At least matters pick up when the alien arrives for real. Except we barely see it and it tends to murder people off-screen so we don't even get to see the body horror factor. Which means people either spend their time running from it or debating how to communicate/kill it. There are some clever bits, the idea that getting sauced on the demon rum provides protection against it gives us a great sight gag, although a drunk Doctor wasn't as entertaining as I thought he would be. The idea of the alien taking over people and turning their nervous systems into a crystal ice lattice is creepy but little seems to be done with it to indulge in true horror. It's hard to say a book stuffed with so many characters is killing time, but an element of that starts to sink in. By the time we reach the explanation of how the alien understands the emotional problems of an alienated ten year old, you're just waiting for stuff to blow up. Which, fortunately, it does in spades.
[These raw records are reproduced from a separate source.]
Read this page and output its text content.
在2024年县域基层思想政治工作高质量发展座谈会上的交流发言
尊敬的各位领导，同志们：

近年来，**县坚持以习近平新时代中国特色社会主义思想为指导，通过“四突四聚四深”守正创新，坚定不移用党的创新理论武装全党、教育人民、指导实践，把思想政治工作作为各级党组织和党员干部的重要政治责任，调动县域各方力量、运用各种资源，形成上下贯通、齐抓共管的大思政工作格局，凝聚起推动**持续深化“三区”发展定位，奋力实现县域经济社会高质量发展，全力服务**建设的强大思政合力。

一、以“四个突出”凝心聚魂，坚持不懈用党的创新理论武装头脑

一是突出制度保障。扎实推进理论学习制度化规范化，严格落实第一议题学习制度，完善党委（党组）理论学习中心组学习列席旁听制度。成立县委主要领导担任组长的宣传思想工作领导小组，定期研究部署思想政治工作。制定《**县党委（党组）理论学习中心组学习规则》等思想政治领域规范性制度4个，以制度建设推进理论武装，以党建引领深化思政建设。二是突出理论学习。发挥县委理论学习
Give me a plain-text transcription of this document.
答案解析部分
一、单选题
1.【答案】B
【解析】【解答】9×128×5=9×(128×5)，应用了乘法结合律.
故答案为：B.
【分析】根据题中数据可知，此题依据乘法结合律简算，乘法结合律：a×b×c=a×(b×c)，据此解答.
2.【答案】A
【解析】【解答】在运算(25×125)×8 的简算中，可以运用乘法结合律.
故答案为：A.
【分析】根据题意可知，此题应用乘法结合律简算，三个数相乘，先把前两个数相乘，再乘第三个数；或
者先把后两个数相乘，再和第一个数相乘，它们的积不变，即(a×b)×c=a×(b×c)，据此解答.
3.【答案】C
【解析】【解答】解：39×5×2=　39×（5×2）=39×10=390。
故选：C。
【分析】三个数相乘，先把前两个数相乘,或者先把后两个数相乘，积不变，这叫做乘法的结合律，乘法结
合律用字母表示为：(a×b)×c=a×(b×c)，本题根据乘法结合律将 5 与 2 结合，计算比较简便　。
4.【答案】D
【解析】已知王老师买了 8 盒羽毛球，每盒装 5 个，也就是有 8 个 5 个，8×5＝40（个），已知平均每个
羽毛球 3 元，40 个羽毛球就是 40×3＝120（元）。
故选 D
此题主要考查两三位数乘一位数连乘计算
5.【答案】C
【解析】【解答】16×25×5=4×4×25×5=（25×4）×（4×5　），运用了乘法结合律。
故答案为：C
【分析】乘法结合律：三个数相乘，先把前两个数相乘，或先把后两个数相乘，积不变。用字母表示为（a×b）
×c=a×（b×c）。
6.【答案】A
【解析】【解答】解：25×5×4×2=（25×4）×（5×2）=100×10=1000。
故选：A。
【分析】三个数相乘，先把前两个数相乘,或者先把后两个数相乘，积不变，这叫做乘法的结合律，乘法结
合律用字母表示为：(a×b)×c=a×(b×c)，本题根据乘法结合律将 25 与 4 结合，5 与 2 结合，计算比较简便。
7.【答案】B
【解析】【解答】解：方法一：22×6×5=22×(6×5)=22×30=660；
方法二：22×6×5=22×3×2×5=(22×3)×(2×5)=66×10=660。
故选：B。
Don't get me wrong, Forward has an extremely appealing writing style (some of the dialogue, especially with the CIA agents (who I assume are getting used later) is a little too cutesy and arch for me, but there are other places where he nails it) and does manage to keep things moving, both easy and hard with so much going on. But the novel could have used another round in the plot sharpener, as everyone's motivations other than the Doctor's (who is just there to be awesome) remains a bit cloudy. Nearly two hundred pages of setup followed by a hundred pages of all-out action isn't really the best pacing for the novel. Done right, the slow build up would have achieved a creepy tension that demanded an explosive climax just for the sake of release. But by the time you get there everyone has made you numb.

It's probably possible that nothing could live up to the glory of that cover, but the book has all the hallmarks of a valiant first attempt that could have gone through one more round of rethinking before getting published. Still, every page shows evidence that he's trying very hard to think this through and give us a nontraditional traditional "Doctor Who" experience, which is enough to make me look forward to his next Who endeavor, when hopefully he has a little more seasoning under his belt.
2.0 out of 5 stars Half and Half 18 Jun 2006
By Addy - Published on
Format:Mass Market Paperback
I found half of the book to be pretty interesting especially a weird ice creature killing or invading the victim. I didn't see much of the doctor and leela in it though. This would still pass for a good book if it wasn't a doctor who book.Sometimes I skipped ahead to see what the doctor would do. So I'm half disappointed in it but half ok with it.